Kohei Otake, Takashi Namatame
International Journal of Advanced Computer Science and Applications, 11(5) 116-121, 2020
Social media services, including social networking services (SNSs) and microblogging services, are gaining prominence. SNSs have a variety of information on products and services, such as product introductions, utilization methods, and reviews. It is important for companies to utilize SNSs to understand the various ways of engaging with them.
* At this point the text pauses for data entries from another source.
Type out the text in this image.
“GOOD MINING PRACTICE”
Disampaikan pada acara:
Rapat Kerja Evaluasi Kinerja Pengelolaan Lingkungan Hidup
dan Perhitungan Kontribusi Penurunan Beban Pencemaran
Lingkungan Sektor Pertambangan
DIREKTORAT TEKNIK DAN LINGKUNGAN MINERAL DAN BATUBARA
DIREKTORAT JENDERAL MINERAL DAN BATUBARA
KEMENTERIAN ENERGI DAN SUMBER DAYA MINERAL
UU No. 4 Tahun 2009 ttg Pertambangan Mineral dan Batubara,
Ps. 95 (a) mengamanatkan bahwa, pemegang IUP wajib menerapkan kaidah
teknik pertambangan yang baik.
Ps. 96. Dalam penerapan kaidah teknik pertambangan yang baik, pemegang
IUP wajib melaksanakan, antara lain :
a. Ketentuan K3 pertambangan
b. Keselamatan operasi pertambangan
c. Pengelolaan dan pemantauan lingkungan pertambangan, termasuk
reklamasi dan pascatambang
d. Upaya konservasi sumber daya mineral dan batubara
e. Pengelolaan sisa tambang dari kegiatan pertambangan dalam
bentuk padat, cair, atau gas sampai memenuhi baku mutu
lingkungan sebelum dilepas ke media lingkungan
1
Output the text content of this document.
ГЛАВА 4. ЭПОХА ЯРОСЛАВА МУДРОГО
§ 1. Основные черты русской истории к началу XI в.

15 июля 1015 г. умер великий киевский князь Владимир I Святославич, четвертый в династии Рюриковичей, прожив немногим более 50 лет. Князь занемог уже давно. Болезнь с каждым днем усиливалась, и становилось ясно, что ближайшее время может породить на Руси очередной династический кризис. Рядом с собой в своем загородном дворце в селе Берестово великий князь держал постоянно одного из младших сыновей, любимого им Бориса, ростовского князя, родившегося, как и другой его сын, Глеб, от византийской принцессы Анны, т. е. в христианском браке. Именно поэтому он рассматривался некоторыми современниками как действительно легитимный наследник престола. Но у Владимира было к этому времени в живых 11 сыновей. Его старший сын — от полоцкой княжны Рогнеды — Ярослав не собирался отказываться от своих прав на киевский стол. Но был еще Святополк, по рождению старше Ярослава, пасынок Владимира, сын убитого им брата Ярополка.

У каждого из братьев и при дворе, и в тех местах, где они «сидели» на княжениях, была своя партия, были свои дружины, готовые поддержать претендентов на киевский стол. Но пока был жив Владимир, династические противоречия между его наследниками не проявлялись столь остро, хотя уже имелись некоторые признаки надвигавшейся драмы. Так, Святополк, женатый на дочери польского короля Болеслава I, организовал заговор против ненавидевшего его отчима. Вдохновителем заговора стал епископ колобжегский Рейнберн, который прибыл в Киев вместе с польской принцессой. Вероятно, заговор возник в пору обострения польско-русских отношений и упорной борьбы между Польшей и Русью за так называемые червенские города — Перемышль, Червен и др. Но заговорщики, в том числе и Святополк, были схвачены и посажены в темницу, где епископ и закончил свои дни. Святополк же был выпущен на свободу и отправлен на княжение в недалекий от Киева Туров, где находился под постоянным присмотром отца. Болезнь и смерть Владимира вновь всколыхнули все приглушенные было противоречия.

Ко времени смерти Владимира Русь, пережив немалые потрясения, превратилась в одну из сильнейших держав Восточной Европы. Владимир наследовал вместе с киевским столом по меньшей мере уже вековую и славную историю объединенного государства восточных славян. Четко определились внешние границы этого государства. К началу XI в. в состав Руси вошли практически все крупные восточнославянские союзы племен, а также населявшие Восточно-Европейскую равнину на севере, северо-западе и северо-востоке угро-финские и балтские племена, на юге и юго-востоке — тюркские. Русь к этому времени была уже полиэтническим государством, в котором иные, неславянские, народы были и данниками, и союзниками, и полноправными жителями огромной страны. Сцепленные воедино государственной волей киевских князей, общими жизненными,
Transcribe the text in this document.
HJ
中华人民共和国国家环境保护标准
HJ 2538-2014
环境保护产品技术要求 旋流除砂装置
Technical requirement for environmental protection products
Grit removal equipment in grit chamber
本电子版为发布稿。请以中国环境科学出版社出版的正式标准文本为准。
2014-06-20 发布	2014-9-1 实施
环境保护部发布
Against this backdrop, numerous studies have focused on marketing activities (e.g., consumer behavior and sales promotion) using information on the internet from sources such as SNSs, blogs, and news sites. In particular, to understand the dissemination of information on the Internet, various researchers have undertaken studies pertaining to the diffusion phenomenon occurring in the real world. Here, topic diffusion is a phenomenon whereby a certain topic is shared with several other users. In this study, we aimed to evaluate the diffusion phenomenon on Twitter. In particular, we focused on the state of a targeted topic and analyzed the estimation of the topic using natural language processing (NLP) and time series analysis. First, we collected tweets containing four titles of animation broadcasts using hashtags. Approximately 250,000 tweets were posted on Twitter in a month. Second, we used NLP methods such as morphological analysis and N-gram analysis to characterize the contents of each title. Third, using the time series data for the tweets, we created a mixture model that replicated the diffusion phenomenon. We clustered the diffusion phenomenon using this model. Finally, we combined the features related to the content of the tweets and the results of the clustering of the diffusion phenomenon and evaluated them.